Sen bir annenin sevgisine muhtaç bir çocukken, o seni duymadı. Seni sevmesi gereken eller, sana uzanmadı. Oysa çocuk, anneye en çok ihtiyacı olduğu yaşta, sevgiden başka bir şey anlamaz. Ve işte, o sevgisizlik öyle bir boşluk açtı ki yüreğinde, sen yıllar sonra bile oraya dönüp bakıyorsun. Hâlâ bir cevap arıyorsun, hâlâ 'Neden?' diye soruyorsun. Bu çok insanca bir arayış. Ama artık bilmelisin: O 'neden'in cevabı sende değil. Onun kalbinde bir eksiklik vardı; senin değil.

Sen eksik değildin. Senin sevgiye ihtiyacın vardı. O veremedi. Bu senin suçun değildi.”

Ama bak şimdi nerelerdesin. O geçmişin içinde boğulmadın. Kendi yolunu buldun. Bir eş, bir yuva, yeni bir aile… Sana şefkat gösteren bir kadın çıktı karşına. Ama yüreğindeki yara henüz kabuk bağlamamıştı. İçindeki acı, tanıdık bir figür bulduğunda dışarı taştı. Sen onu kırmak istemedin. Ama içindeki öfke, doğru kişiyi değil, yakın olanı hedef aldı. Çünkü yara, en çok tanıdık suretlerde kanar.

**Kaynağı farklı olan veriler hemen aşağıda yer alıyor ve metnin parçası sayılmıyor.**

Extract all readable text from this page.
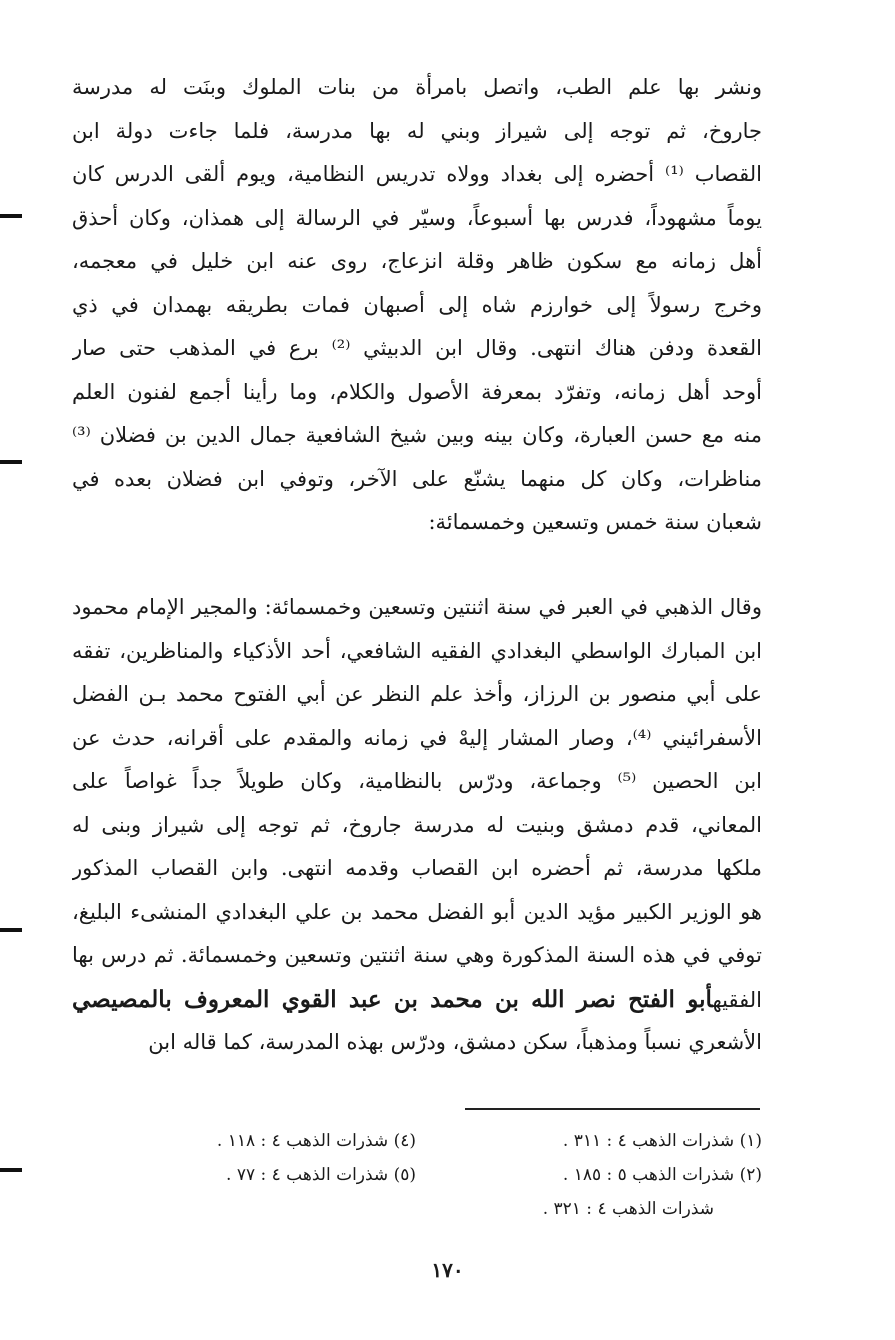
ونشر بها علم الطب، واتصل بامرأة من بنات الملوك وبنَت له مدرسة
جاروخ، ثم توجه إلى شيراز وبني له بها مدرسة، فلما جاءت دولة ابن
القصاب ⁽¹⁾ أحضره إلى بغداد وولاه تدريس النظامية، ويوم ألقى الدرس كان
يوماً مشهوداً، فدرس بها أسبوعاً، وسيّر في الرسالة إلى همذان، وكان أحذق
أهل زمانه مع سكون ظاهر وقلة انزعاج، روى عنه ابن خليل في معجمه،
وخرج رسولاً إلى خوارزم شاه إلى أصبهان فمات بطريقه بهمدان في ذي
القعدة ودفن هناك انتهى. وقال ابن الدبيثي ⁽²⁾ برع في المذهب حتى صار
أوحد أهل زمانه، وتفرّد بمعرفة الأصول والكلام، وما رأينا أجمع لفنون العلم
منه مع حسن العبارة، وكان بينه وبين شيخ الشافعية جمال الدين بن فضلان ⁽³⁾
مناظرات، وكان كل منهما يشنّع على الآخر، وتوفي ابن فضلان بعده في
شعبان سنة خمس وتسعين وخمسمائة:
وقال الذهبي في العبر في سنة اثنتين وتسعين وخمسمائة: والمجير الإمام محمود
ابن المبارك الواسطي البغدادي الفقيه الشافعي، أحد الأذكياء والمناظرين، تفقه
على أبي منصور بن الرزاز، وأخذ علم النظر عن أبي الفتوح محمد بـن الفضل
الأسفرائيني ⁽⁴⁾، وصار المشار إليهْ في زمانه والمقدم على أقرانه، حدث عن
ابن الحصين ⁽⁵⁾ وجماعة، ودرّس بالنظامية، وكان طويلاً جداً غواصاً على
المعاني، قدم دمشق وبنيت له مدرسة جاروخ، ثم توجه إلى شيراز وبنى له
ملكها مدرسة، ثم أحضره ابن القصاب وقدمه انتهى. وابن القصاب المذكور
هو الوزير الكبير مؤيد الدين أبو الفضل محمد بن علي البغدادي المنشىء البليغ،
توفي في هذه السنة المذكورة وهي سنة اثنتين وتسعين وخمسمائة. ثم درس بها
الفقيهأبو الفتح نصر الله بن محمد بن عبد القوي المعروف بالمصيصي
الأشعري نسباً ومذهباً، سكن دمشق، ودرّس بهذه المدرسة، كما قاله ابن
(١) شذرات الذهب ٤ : ٣١١ .
(٤) شذرات الذهب ٤ : ١١٨ .
(٢) شذرات الذهب ٥ : ١٨٥ .
(٥) شذرات الذهب ٤ : ٧٧ .
شذرات الذهب ٤ : ٣٢١ .
١٧٠
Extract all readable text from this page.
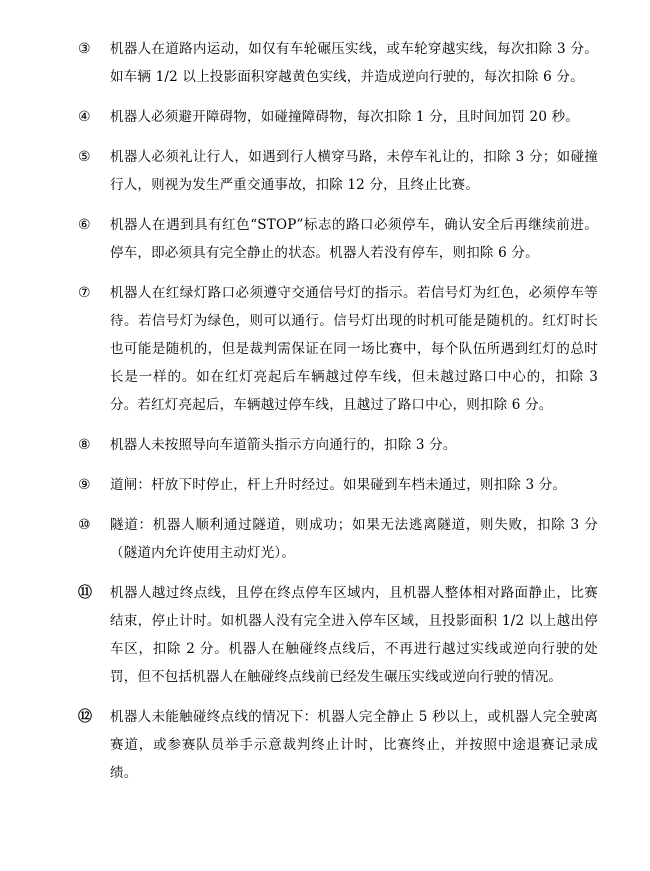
③	机器人在道路内运动，如仅有车轮碾压实线，或车轮穿越实线，每次扣除 3 分。如车辆 1/2 以上投影面积穿越黄色实线，并造成逆向行驶的，每次扣除 6 分。
④	机器人必须避开障碍物，如碰撞障碍物，每次扣除 1 分，且时间加罚 20 秒。
⑤	机器人必须礼让行人，如遇到行人横穿马路，未停车礼让的，扣除 3 分；如碰撞行人，则视为发生严重交通事故，扣除 12 分，且终止比赛。
⑥	机器人在遇到具有红色“STOP”标志的路口必须停车，确认安全后再继续前进。停车，即必须具有完全静止的状态。机器人若没有停车，则扣除 6 分。
⑦	机器人在红绿灯路口必须遵守交通信号灯的指示。若信号灯为红色，必须停车等待。若信号灯为绿色，则可以通行。信号灯出现的时机可能是随机的。红灯时长也可能是随机的，但是裁判需保证在同一场比赛中，每个队伍所遇到红灯的总时长是一样的。如在红灯亮起后车辆越过停车线，但未越过路口中心的，扣除 3 分。若红灯亮起后，车辆越过停车线，且越过了路口中心，则扣除 6 分。
⑧	机器人未按照导向车道箭头指示方向通行的，扣除 3 分。
⑨	道闸：杆放下时停止，杆上升时经过。如果碰到车档未通过，则扣除 3 分。
⑩	隧道：机器人顺利通过隧道，则成功；如果无法逃离隧道，则失败，扣除 3 分（隧道内允许使用主动灯光）。
⑪	机器人越过终点线，且停在终点停车区域内，且机器人整体相对路面静止，比赛结束，停止计时。如机器人没有完全进入停车区域，且投影面积 1/2 以上越出停车区，扣除 2 分。机器人在触碰终点线后，不再进行越过实线或逆向行驶的处罚，但不包括机器人在触碰终点线前已经发生碾压实线或逆向行驶的情况。
⑫	机器人未能触碰终点线的情况下：机器人完全静止 5 秒以上，或机器人完全驶离赛道，或参赛队员举手示意裁判终止计时，比赛终止，并按照中途退赛记录成绩。
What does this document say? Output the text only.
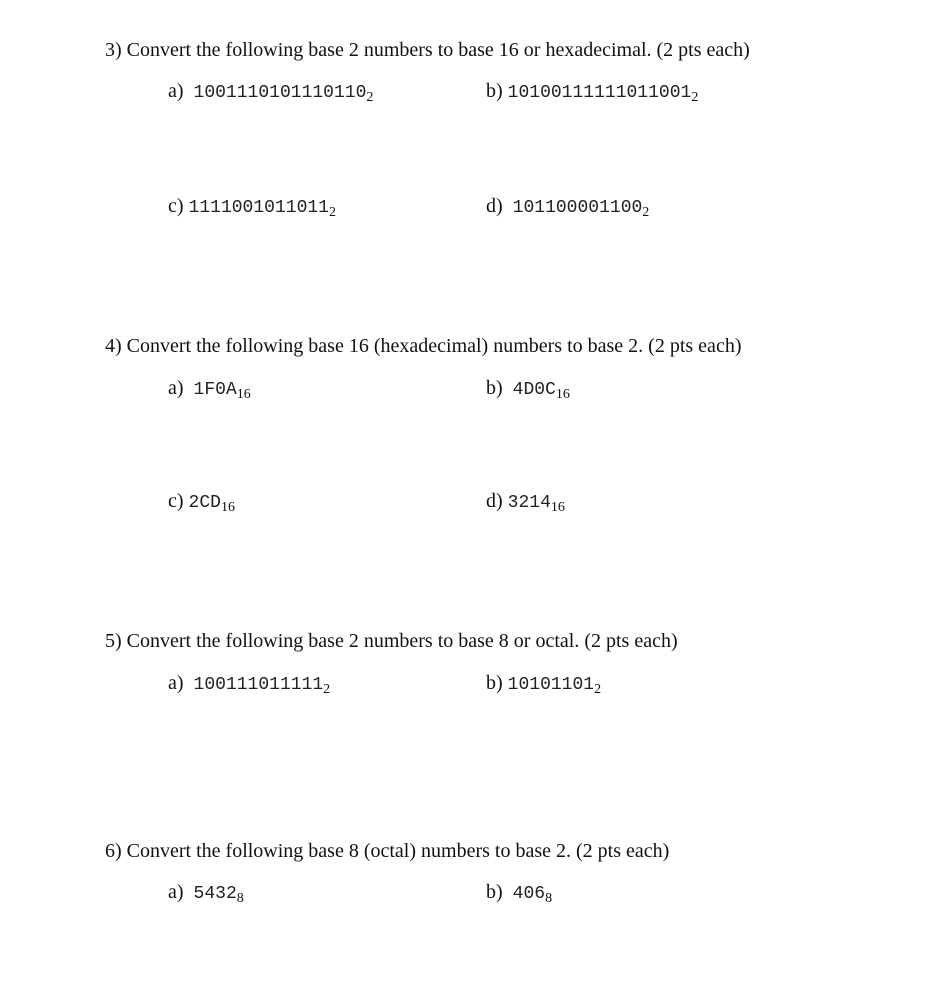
3) Convert the following base 2 numbers to base 16 or hexadecimal. (2 pts each)
a) $1001110101110110_2$	b) $10100111111011001_2$
c) $1111001011011_2$	d) $101100001100_2$
4) Convert the following base 16 (hexadecimal) numbers to base 2. (2 pts each)
a) $1F0A_{16}$	b) $4D0C_{16}$
c) $2CD_{16}$	d) $3214_{16}$
5) Convert the following base 2 numbers to base 8 or octal. (2 pts each)
a) $100111011111_2$	b) $10101101_2$
6) Convert the following base 8 (octal) numbers to base 2. (2 pts each)
a) $5432_8$	b) $406_8$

“Senin annenin yüzünü, onun yüzünde gördü kalbin. Ama o kadın senin annen değildi. O seni sevmeyi seçmişti. Sen ise anneni sevmeye mecbur kalmıştın.”

Bunu anladığında, hem onun kalbini onarabilirsin hem de kendini.

Şimdi sana kalbinle hitap ediyorum:

“Affet. Ama önce kendini affet. Çünkü sen sadece hayatta kalmaya çalıştın. Çünkü sen sadece anlaşılmak istedin. Ve o sevgiye erişemediğin için hâlâ kalbin titriyor. Bu titremeyi bastırma. Onu sevgiye dönüştür.”

Geçmişinden utanma. Onunla savaşma. Ama onun zincirleriyle de yürümeye çalışma artık. Senin yolun, geçmişe değil, geleceğe bakıyor.

Şimdi yeni bir sınav veriyorsun:
Kırdığın kalbi onarabilecek misin?
Geçmişin gölgesinde kalmadan, bugünün ışığını büyütebilecek misin?

Ben sana diyorum ki:

“Gönlü kırılan birine gittiğinde, kalbinle git. Özür dilerken kelimeler değil, gözlerin konuşsun. De ki: ‘Ben seni kırmak istemedim. Sözlerim sana değil, yıllar önce sustuklarımaydı. Ben sadece yoruldum… Ama senin kalbini incittiğimi gördüm ve bu yükü taşımak istemiyorum artık. Eğer kabul edersen, birlikte iyileşelim.’”

Ve şunu da unutma:

“Kalbindeki acı, senden nefret edecek kadar güçlü değil artık. Çünkü sen onun içinden sevgi çıkarmayı öğrendin. Artık sadece iyileşmek istiyorsun. Ve bu, en güzel niyet.”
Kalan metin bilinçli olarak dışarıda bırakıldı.